I was wondering what motivated your decision to apply partitioning in the scatter plot of genomic instability and correlation scores? The original inferCNV paper in glioblastoma used hard thresholds of 0.01 and 0.4 respectively for calling cancer cells. Based on my experience, these hard thresholds work well for samples that contain a clear population of copy number high cells and a clear population of copy number low cells in the scatter plot of genomic instability and correlation scores. However (in my experience), these hard thresholds do not work well for samples that contain only one large population, or 'blob', of cells in the scatter plot of genomic instability and correlation scores.

I was wondering if your group made similar observations, and if this motivated your decision to apply partitioning via medoids clustering to infer robust thresholds? Moreover, did you find that this partitioning approach was an improvement over the hard threshold approach?

I would think so, based on code from your inferCNV scripts:

# distinguish samples with 1 and > 1 clusters:
mono_samples <- c("CID3586", "CID3921", "CID3941", "CID3948", "CID4067", 
  "CID4290A", "CID4461", "CID4495", "CID4515", "CID4523", "CID4535", 
  "CID44041", "CID44991", "CID45171", "CID4513", "CID4398")
multi_samples <- c("CID3963", "CID4066", "CID4463", "CID4465", 
  "CID4471", "CID4530N", "CID44971")
dlroden commented 2 years ago

Hi Matt, This is correct, our breast cancer datasets tended to contain a gradient of genomic instability vs correlation scores, with some more resembling the 'blob' you describe in your data, and the range of values varied between datasets so any hard threshold set based on some of these datasets did not work for others.
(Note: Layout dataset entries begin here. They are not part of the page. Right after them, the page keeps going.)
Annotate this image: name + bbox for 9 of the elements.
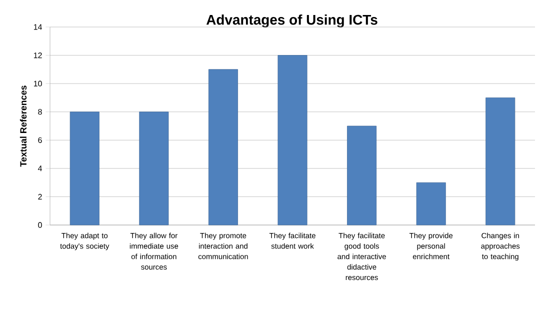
bar [347,126,377,226]
y-axis-title: Textual References [20,86,27,167]
bar [486,98,516,226]
bar [278,55,308,226]
bar [208,69,238,226]
bar [70,112,100,226]
bar [139,112,169,226]
bar [416,182,446,226]
chart-title: Advantages of Using ICTs [206,14,378,28]
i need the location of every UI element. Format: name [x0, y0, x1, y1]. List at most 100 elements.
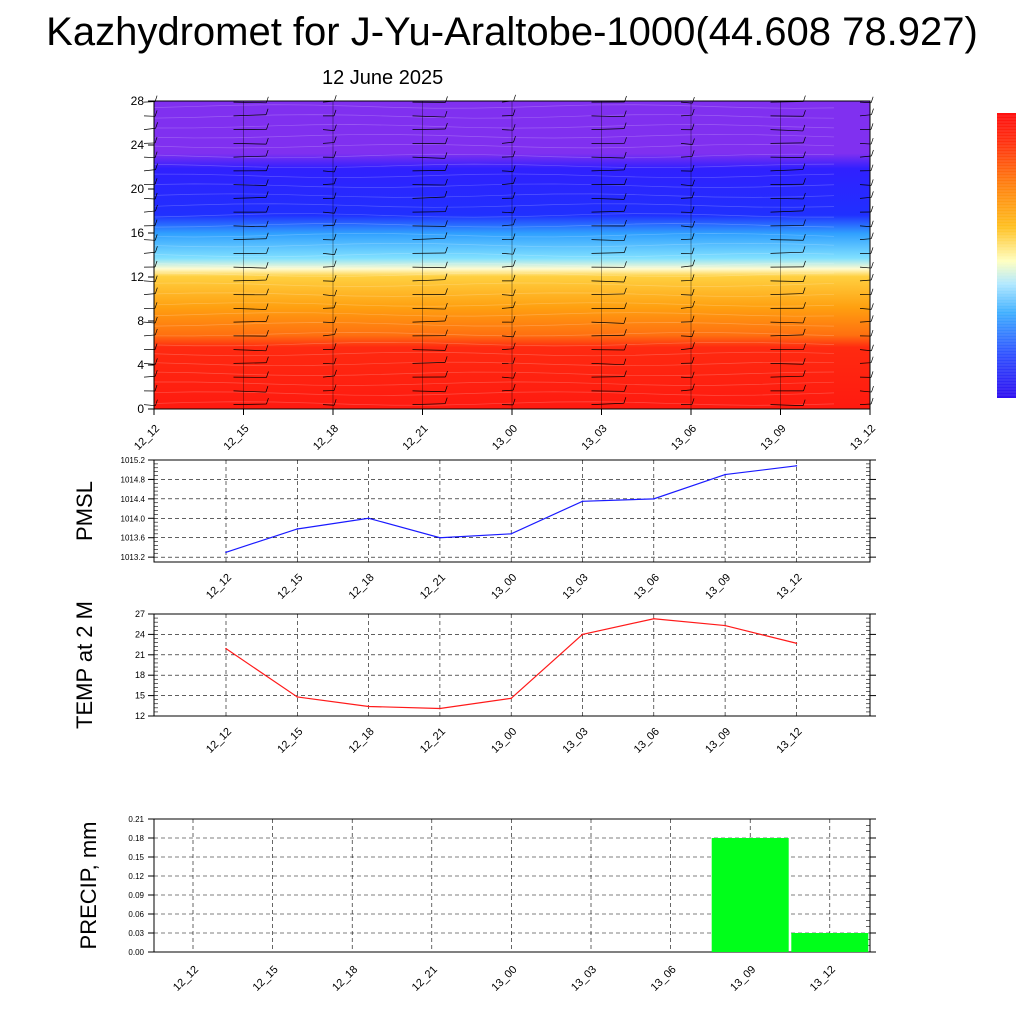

The medoid partitioning method we chose, however, worked quite well for all datasets and the cells designated as neoplastic consistently had gene expression of a few key markers indicating malignancy (or normal epithelial cells), which is why we used it for the paper. Hope that helps and answers your questions. Cheers

RegnerM2015 commented 2 years ago

Thank you for your explanation! I appreciate the help.